Specific medical situations that always require shaving:
- Before an ultrasound procedure
- Before surgery
- When dermatitis becomes severe in hot and humid environments
- When pyoderma (infections) are present
- When the fur is so matted it cannot be raked out using normal methods
- When the matting is so severe it has caused chronic skin irritations
- When the matting leads to serious skin infections related to moisture accumulations
Ultimately, daily brushing provides fastidious and appropriate dog grooming for double coats. When the entire coat is thoroughly groomed, dogs will thrive. Dogs who receive this optimal level of care receive the ideal grooming.
Many dogs will need to have shaving to avoid medical problems or to keep them comfortable. The veterinarian is the best support person to help make this decision. Sometimes, making a decision to partially shave a particular area can protect the dog and still address current medical needs.
The most common condition veterinarians mention is when matting has become so severe that no air is circulating underneath the dog’s coats. This is when conditions are most dangerous for the dog. Weeks of antibiotics are often necessary to clear up these problems, and the dogs can suffer greatly during this time. The pain and discomfort is obvious.

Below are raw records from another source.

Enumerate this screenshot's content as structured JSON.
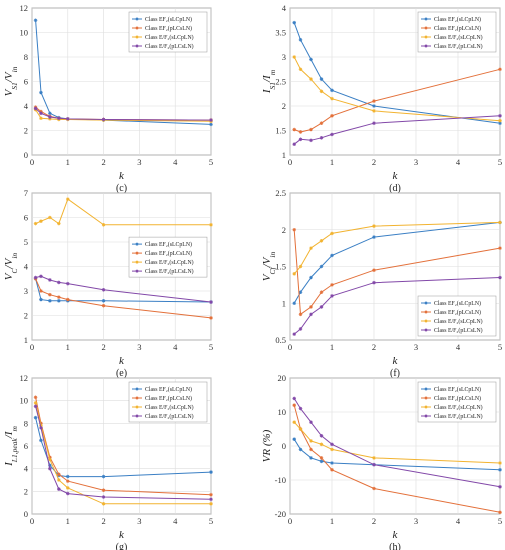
{
  "legend_prefix": "Class",
  "series_meta": [
    {
      "color": "#3a7fc4",
      "marker": "star"
    },
    {
      "color": "#e3703a",
      "marker": "star"
    },
    {
      "color": "#f2b330",
      "marker": "star"
    },
    {
      "color": "#8248a8",
      "marker": "star"
    }
  ],
  "chart_data": [
    {
      "type": "line",
      "caption": "(c)",
      "xlabel": "k",
      "ylabel_main": "V",
      "ylabel_sub1": "S1",
      "ylabel_mid": "/V",
      "ylabel_sub2": "in",
      "xlim": [
        0,
        5
      ],
      "ylim": [
        0,
        12
      ],
      "xticks": [
        0,
        1,
        2,
        3,
        4,
        5
      ],
      "yticks": [
        0,
        2,
        4,
        6,
        8,
        10,
        12
      ],
      "grid": true,
      "legend": "top-right",
      "series": [
        {
          "name": "EF₂(sLCpLN)",
          "x": [
            0.1,
            0.25,
            0.5,
            0.75,
            1,
            2,
            5
          ],
          "y": [
            11,
            5.1,
            3.4,
            3.05,
            2.95,
            2.85,
            2.5
          ]
        },
        {
          "name": "EF₂(pLCsLN)",
          "x": [
            0.1,
            0.25,
            0.5,
            0.75,
            1,
            2,
            5
          ],
          "y": [
            3.9,
            3.55,
            3.15,
            3.0,
            2.95,
            2.9,
            2.85
          ]
        },
        {
          "name": "E/F₂(sLCpLN)",
          "x": [
            0.1,
            0.25,
            0.5,
            0.75,
            1,
            2,
            5
          ],
          "y": [
            3.7,
            3.0,
            2.95,
            2.9,
            2.9,
            2.85,
            2.75
          ]
        },
        {
          "name": "E/F₂(pLCsLN)",
          "x": [
            0.1,
            0.25,
            0.5,
            0.75,
            1,
            2,
            5
          ],
          "y": [
            3.8,
            3.4,
            3.1,
            3.0,
            2.95,
            2.9,
            2.85
          ]
        }
      ]
    },
    {
      "type": "line",
      "caption": "(d)",
      "xlabel": "k",
      "ylabel_main": "I",
      "ylabel_sub1": "S1",
      "ylabel_mid": "/I",
      "ylabel_sub2": "m",
      "xlim": [
        0,
        5
      ],
      "ylim": [
        1,
        4
      ],
      "xticks": [
        0,
        1,
        2,
        3,
        4,
        5
      ],
      "yticks": [
        1,
        1.5,
        2,
        2.5,
        3,
        3.5,
        4
      ],
      "grid": true,
      "legend": "top-right",
      "series": [
        {
          "name": "EF₂(sLCpLN)",
          "x": [
            0.1,
            0.25,
            0.5,
            0.75,
            1,
            2,
            5
          ],
          "y": [
            3.7,
            3.35,
            2.95,
            2.55,
            2.32,
            2.0,
            1.65
          ]
        },
        {
          "name": "EF₂(pLCsLN)",
          "x": [
            0.1,
            0.25,
            0.5,
            0.75,
            1,
            2,
            5
          ],
          "y": [
            1.52,
            1.47,
            1.52,
            1.65,
            1.8,
            2.1,
            2.75
          ]
        },
        {
          "name": "E/F₂(sLCpLN)",
          "x": [
            0.1,
            0.25,
            0.5,
            0.75,
            1,
            2,
            5
          ],
          "y": [
            3.0,
            2.75,
            2.55,
            2.3,
            2.15,
            1.9,
            1.7
          ]
        },
        {
          "name": "E/F₂(pLCsLN)",
          "x": [
            0.1,
            0.25,
            0.5,
            0.75,
            1,
            2,
            5
          ],
          "y": [
            1.22,
            1.32,
            1.3,
            1.35,
            1.42,
            1.65,
            1.8
          ]
        }
      ]
    },
    {
      "type": "line",
      "caption": "(e)",
      "xlabel": "k",
      "ylabel_main": "V",
      "ylabel_sub1": "C",
      "ylabel_mid": "/V",
      "ylabel_sub2": "in",
      "xlim": [
        0,
        5
      ],
      "ylim": [
        1,
        7
      ],
      "xticks": [
        0,
        1,
        2,
        3,
        4,
        5
      ],
      "yticks": [
        1,
        2,
        3,
        4,
        5,
        6,
        7
      ],
      "grid": true,
      "legend": "center-right",
      "series": [
        {
          "name": "EF₂(sLCpLN)",
          "x": [
            0.1,
            0.25,
            0.5,
            0.75,
            1,
            2,
            5
          ],
          "y": [
            3.5,
            2.65,
            2.6,
            2.6,
            2.6,
            2.6,
            2.55
          ]
        },
        {
          "name": "EF₂(pLCsLN)",
          "x": [
            0.1,
            0.25,
            0.5,
            0.75,
            1,
            2,
            5
          ],
          "y": [
            3.5,
            3.0,
            2.85,
            2.75,
            2.65,
            2.4,
            1.9
          ]
        },
        {
          "name": "E/F₂(sLCpLN)",
          "x": [
            0.1,
            0.25,
            0.5,
            0.75,
            1,
            2,
            5
          ],
          "y": [
            5.75,
            5.85,
            6.0,
            5.75,
            6.75,
            5.7,
            5.7
          ]
        },
        {
          "name": "E/F₂(pLCsLN)",
          "x": [
            0.1,
            0.25,
            0.5,
            0.75,
            1,
            2,
            5
          ],
          "y": [
            3.55,
            3.6,
            3.45,
            3.35,
            3.3,
            3.05,
            2.55
          ]
        }
      ]
    },
    {
      "type": "line",
      "caption": "(f)",
      "xlabel": "k",
      "ylabel_main": "V",
      "ylabel_sub1": "Cf",
      "ylabel_mid": "/V",
      "ylabel_sub2": "in",
      "xlim": [
        0,
        5
      ],
      "ylim": [
        0.5,
        2.5
      ],
      "xticks": [
        0,
        1,
        2,
        3,
        4,
        5
      ],
      "yticks": [
        0.5,
        1,
        1.5,
        2,
        2.5
      ],
      "grid": true,
      "legend": "bottom-right",
      "series": [
        {
          "name": "EF₂(sLCpLN)",
          "x": [
            0.1,
            0.25,
            0.5,
            0.75,
            1,
            2,
            5
          ],
          "y": [
            1.0,
            1.15,
            1.35,
            1.5,
            1.65,
            1.9,
            2.1
          ]
        },
        {
          "name": "EF₂(pLCsLN)",
          "x": [
            0.1,
            0.25,
            0.5,
            0.75,
            1,
            2,
            5
          ],
          "y": [
            2.0,
            0.85,
            0.95,
            1.15,
            1.25,
            1.45,
            1.75
          ]
        },
        {
          "name": "E/F₂(sLCpLN)",
          "x": [
            0.1,
            0.25,
            0.5,
            0.75,
            1,
            2,
            5
          ],
          "y": [
            1.4,
            1.5,
            1.75,
            1.85,
            1.95,
            2.05,
            2.1
          ]
        },
        {
          "name": "E/F₂(pLCsLN)",
          "x": [
            0.1,
            0.25,
            0.5,
            0.75,
            1,
            2,
            5
          ],
          "y": [
            0.58,
            0.65,
            0.85,
            0.95,
            1.1,
            1.28,
            1.35
          ]
        }
      ]
    },
    {
      "type": "line",
      "caption": "(g)",
      "xlabel": "k",
      "ylabel_main": "I",
      "ylabel_sub1": "L1,peak",
      "ylabel_mid": "/I",
      "ylabel_sub2": "m",
      "xlim": [
        0,
        5
      ],
      "ylim": [
        0,
        12
      ],
      "xticks": [
        0,
        1,
        2,
        3,
        4,
        5
      ],
      "yticks": [
        0,
        2,
        4,
        6,
        8,
        10,
        12
      ],
      "grid": true,
      "legend": "top-right",
      "series": [
        {
          "name": "EF₂(sLCpLN)",
          "x": [
            0.1,
            0.25,
            0.5,
            0.75,
            1,
            2,
            5
          ],
          "y": [
            8.5,
            6.5,
            4.3,
            3.4,
            3.3,
            3.3,
            3.7
          ]
        },
        {
          "name": "EF₂(pLCsLN)",
          "x": [
            0.1,
            0.25,
            0.5,
            0.75,
            1,
            2,
            5
          ],
          "y": [
            10.3,
            8.0,
            5.0,
            3.5,
            2.9,
            2.1,
            1.7
          ]
        },
        {
          "name": "E/F₂(sLCpLN)",
          "x": [
            0.1,
            0.25,
            0.5,
            0.75,
            1,
            2,
            5
          ],
          "y": [
            9.8,
            7.8,
            4.8,
            3.0,
            2.3,
            0.9,
            0.9
          ]
        },
        {
          "name": "E/F₂(pLCsLN)",
          "x": [
            0.1,
            0.25,
            0.5,
            0.75,
            1,
            2,
            5
          ],
          "y": [
            9.5,
            7.6,
            4.0,
            2.2,
            1.8,
            1.5,
            1.3
          ]
        }
      ]
    },
    {
      "type": "line",
      "caption": "(h)",
      "xlabel": "k",
      "ylabel_main": "VR (%)",
      "ylabel_sub1": "",
      "ylabel_mid": "",
      "ylabel_sub2": "",
      "xlim": [
        0,
        5
      ],
      "ylim": [
        -20,
        20
      ],
      "xticks": [
        0,
        1,
        2,
        3,
        4,
        5
      ],
      "yticks": [
        -20,
        -10,
        0,
        10,
        20
      ],
      "grid": true,
      "legend": "top-right",
      "series": [
        {
          "name": "EF₂(sLCpLN)",
          "x": [
            0.1,
            0.25,
            0.5,
            0.75,
            1,
            2,
            5
          ],
          "y": [
            2,
            -1,
            -3.5,
            -4.5,
            -5,
            -5.5,
            -7
          ]
        },
        {
          "name": "EF₂(pLCsLN)",
          "x": [
            0.1,
            0.25,
            0.5,
            0.75,
            1,
            2,
            5
          ],
          "y": [
            12,
            5,
            -1,
            -3.5,
            -7,
            -12.5,
            -19.5
          ]
        },
        {
          "name": "E/F₂(sLCpLN)",
          "x": [
            0.1,
            0.25,
            0.5,
            0.75,
            1,
            2,
            5
          ],
          "y": [
            7,
            5,
            1.5,
            0.5,
            -1,
            -3.5,
            -5
          ]
        },
        {
          "name": "E/F₂(pLCsLN)",
          "x": [
            0.1,
            0.25,
            0.5,
            0.75,
            1,
            2,
            5
          ],
          "y": [
            14,
            11,
            7,
            3,
            0.5,
            -5.5,
            -12
          ]
        }
      ]
    }
  ]
}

It is up to pet owners to brush their dogs regularly. This helps to keep the double coats healthy, shiny, and functioning properly. But when not done on a regular basis, the heavy coats become a problem that doesn’t disappear easily.
Shaving too closely can cause razor burn, just as it does for humans. It is called clipper burn in dogs, but it feels just as uncomfortable. Good, professional groomers know how to avoid this problem, often caused when enthusiastic owners attempt this technique on their own.
Finally, providing plenty of shade and fresh water is the best route for summer days outside. Proper grooming goes hand in hand with these basics. Brush daily if possible, and hire professional groomers when it is not. Keep dogs in the same environment where people are comfortable and help them avoid hot and cold weather misery. Shave a double coated dog only when it is medically or environmentally necessary. Otherwise, allow the dog’s natural warming and cooling system, its double coat, to protect it properly.